I am working with a highly symmetrical circular particle. Both blob and template picking work fine. But I have difficulty get rid of neighboring particles. After several rounds of 2D classification and Select 2D for single particle classes (top panel), ab-initial model building still put majority of the particles to model with neighbors (middle panel) instead of single particle model (bottom panel).



Hi @Ricky,

In this case, do you only see top views of the circle, as your 2D class image suggests?
One idea might be to re-pick the particles using the best 2D templates you have, which will encourage the picks to be more centered.

Also, it may be worth simply using all the particles and the single-molecule initial model from ab-initio to perform a refinement (without symmetry at first). The double-particle class seems to be composed of otherwise good particles, which will naturally align with the single-particle class if you use that as an initial model for refinement. You can then use heterogeneous refinement to see any heterogeneity after the homogeneous refinement, and repeat the refinement with symmetry.
In other words, the particles do not all have to go into the same ab-initio class in order to be all used in the same refinement.
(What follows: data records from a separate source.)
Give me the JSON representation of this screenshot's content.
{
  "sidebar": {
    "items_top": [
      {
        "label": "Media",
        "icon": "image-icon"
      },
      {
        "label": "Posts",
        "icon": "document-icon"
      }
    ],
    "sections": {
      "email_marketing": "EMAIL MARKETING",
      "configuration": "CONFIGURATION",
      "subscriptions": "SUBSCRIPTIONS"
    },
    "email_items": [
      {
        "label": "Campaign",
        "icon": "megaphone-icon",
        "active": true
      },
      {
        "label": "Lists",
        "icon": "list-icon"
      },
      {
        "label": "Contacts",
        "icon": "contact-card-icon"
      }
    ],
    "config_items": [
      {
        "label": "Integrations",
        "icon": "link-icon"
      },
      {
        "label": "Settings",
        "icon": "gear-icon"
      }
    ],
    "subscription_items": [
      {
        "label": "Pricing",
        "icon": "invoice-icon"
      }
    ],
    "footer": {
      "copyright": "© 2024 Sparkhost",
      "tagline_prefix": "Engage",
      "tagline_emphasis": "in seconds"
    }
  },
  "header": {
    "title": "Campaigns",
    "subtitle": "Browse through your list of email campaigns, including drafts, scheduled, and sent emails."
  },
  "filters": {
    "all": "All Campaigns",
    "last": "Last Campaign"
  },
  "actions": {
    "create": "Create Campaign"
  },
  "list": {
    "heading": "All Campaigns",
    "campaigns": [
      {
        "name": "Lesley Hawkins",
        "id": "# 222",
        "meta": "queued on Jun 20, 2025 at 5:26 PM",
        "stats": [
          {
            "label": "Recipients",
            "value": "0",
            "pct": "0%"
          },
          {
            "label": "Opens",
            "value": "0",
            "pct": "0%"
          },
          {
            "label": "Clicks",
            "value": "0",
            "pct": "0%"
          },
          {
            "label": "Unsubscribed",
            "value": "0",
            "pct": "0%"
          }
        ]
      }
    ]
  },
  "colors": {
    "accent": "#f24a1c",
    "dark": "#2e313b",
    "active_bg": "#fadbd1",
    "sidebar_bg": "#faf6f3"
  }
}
Let us know what you figure out!

Some other thoughts:

  1. Re-make the grid at lower particle density to avoid the neighboring particles. Will require collecting more images, obviously.
  2. Have you considered that your structure actually dimerizes in some way that may be biologically relevant? Re-extract the particles with a slightly bigger box, intentionally select the apparent dimers, and reconstruct them to analyse their interface.
  3. 3D refine the dimer class (to align them) then do particle subtraction and local refinement of one the rings. Tutorial on this here: https://cryosparc.com/blog/local-refinement-snRNP-case-study/. This at least lets you use 1 particle in each pair.
    3a. Modification of #3: You might be able to use both particles in the pair by subtracting either one into two separate particle stacks, doing two local refinements, then combining those into a single refinement. That’s an idea, not something I know will work for sure. YMMV.
  4. I notice that your single paricle structure has a little blip sticking out of it which does not appear in the dimer structure. This blip may (or may not) be relevant. Just something that catches my eye.